Branchiomeric muscles are associated with the pharyngeal arches, are a series of skeletal & smooth muscles, are adductors, constrictors, & levators operate jaws plus successive gill arches. They have a visceral origin.
25. Discuss the branchiomeric muscles of each pharyngeal arch per your muscle handout.
Muscles of the Mandibular Arch (first arch): in Squalus & other fish – operate the jaws (adductor mandibulae & intermandibularis); in tetrapods, muscles of 1st arch still operate jaws; adductors of mandible: masseter and temporalis, pterygoid, digastric
Muscles of the Hyoid Arch: move hyoid arch, aid in hearing (stapedial muscle), assist in moving lower jaw (e.g., digastric)
Muscles of 3rd & successive arches: in Squalus – constrictors above and below gill chambers plus levators (including the cucullaris) that compress and expand the gill pouches; in bony fish – muscles reduced; operculum plays important role in respiration; in tetrapods – muscles further reduced; primary muscles include: stylopharyngeus (Arch III) – used for swallowing, intrinsic muscles of the larynx or ‘voicebox’ (remaining arches), cucullaris – gives rise to trapezius, cleidomastoid, and sternocleidomastoid muscles of amniotes
26. Discuss the incidence, derivation, function and structure of electric organs.

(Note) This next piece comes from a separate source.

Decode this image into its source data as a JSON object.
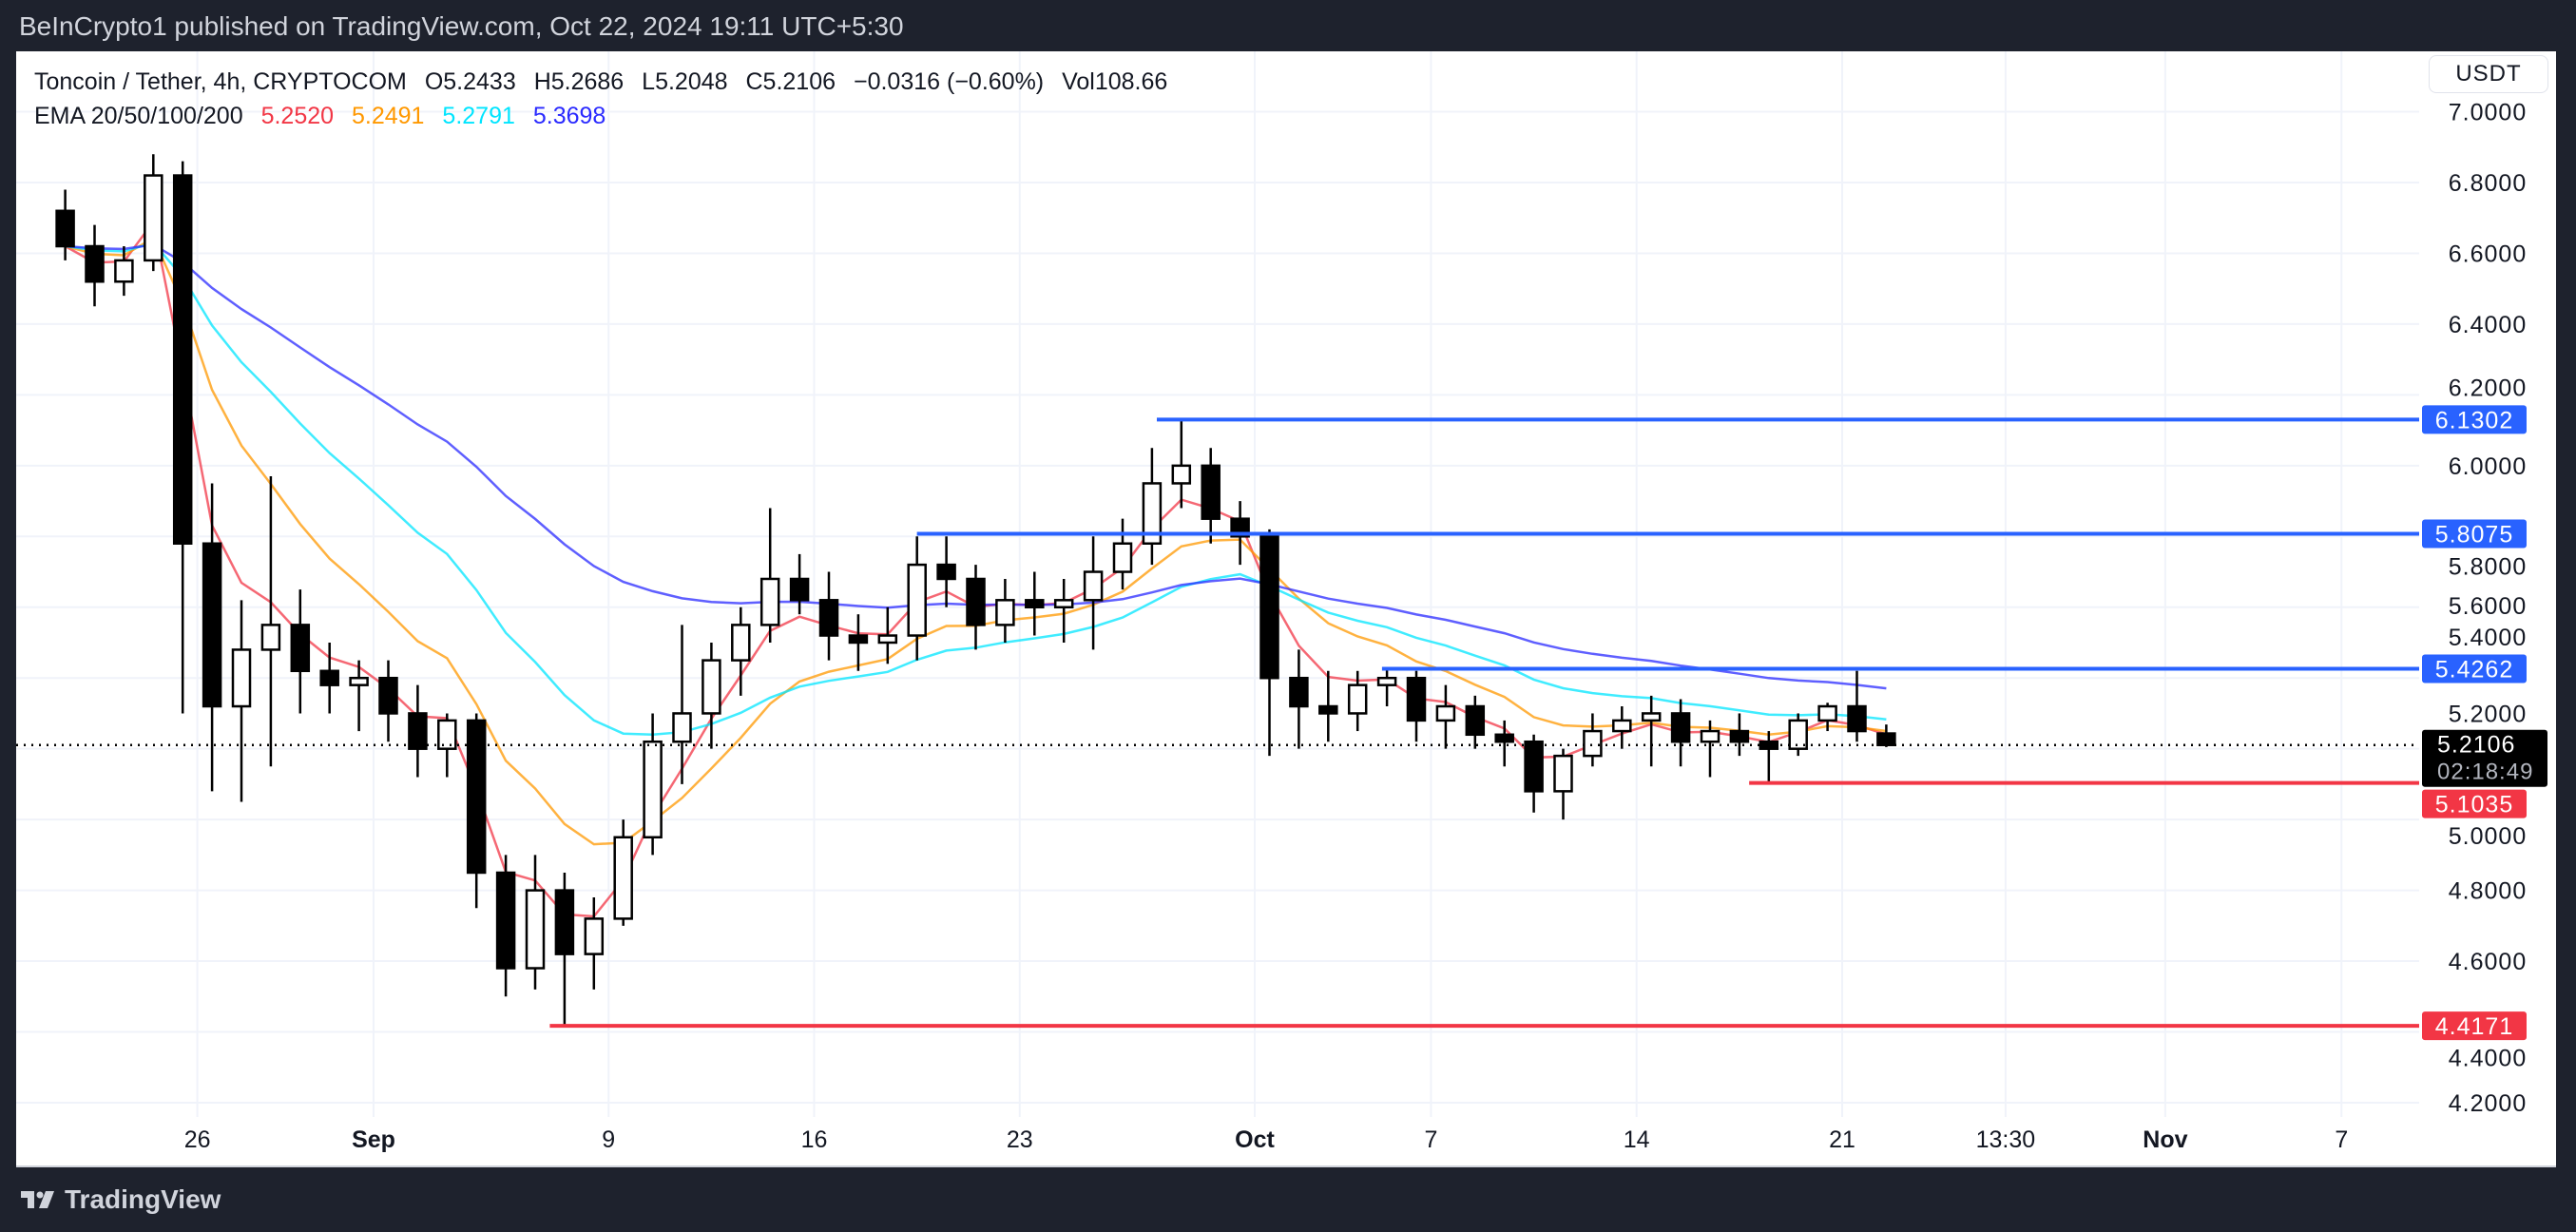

Electric organs are found in more than 500 species of fish. They are primarily derived from muscle cells, but also from glands and nervous tissue. They function in communication, orientation, detection of prey, and offense or defense. Electric organs consist of large number of electric discs in vertical or horizontal columns. Each disc is a functional unit called an electroplax. Each electroplax is a modified multinucleate muscle fiber.